Furthermore, when considering the application of these discoveries beyond SCN1A syndromes, integrating them into clinical practice may encounter limitations in generalizability resulting from data heterogeneity or data insufficiency, which is one of the common challenges for prediction models based on EMR trajectories. The algorithms trained on pediatric epilepsy patients within a tertiary center network may present variations in specific terms or syndromes compared to the documentation practices of general neurologists or adult neurologists.
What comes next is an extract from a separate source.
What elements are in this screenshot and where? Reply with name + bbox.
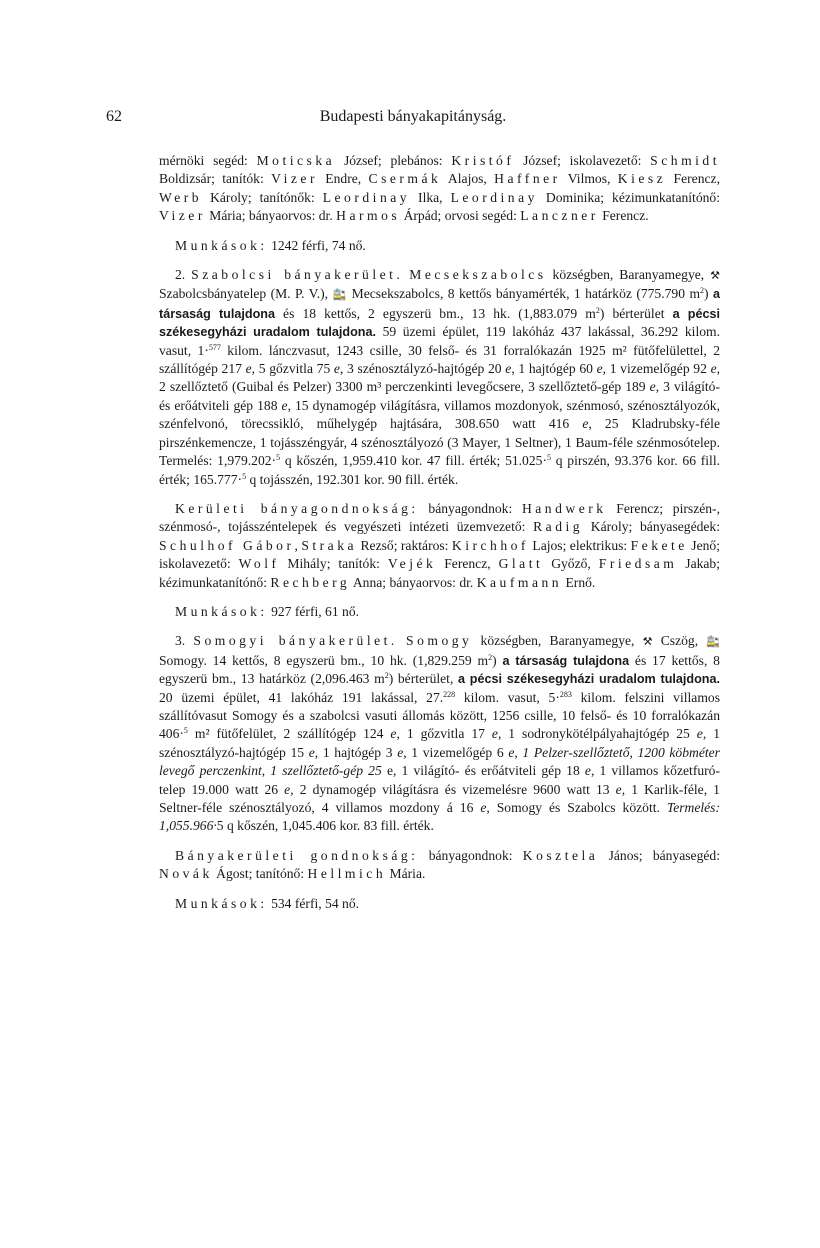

These discrepancies could be from less detailed history reviews by general providers or inadequate data due to recall bias among patients and their guardians, ultimately leading to underdocumented clinical symptoms. For instance, specific symptoms like muscular hypotonia at a younger age between 1 and 1.25 years, identified as an independent clinical biomarker for genetic epilepsy diagnosis in this study, might not be consistently recorded due to recall bias related to their remote occurrence within families in adult neurology practice. Additionally, adult-onset genetic epilepsies exhibit unique genetic mutations and clinical features that can notably differ from those observed in childhood epilepsy cases. Therefore, further expansion of the training and application of similar methodologies across diverse populations holds significant promise in offering valuable insights in the field.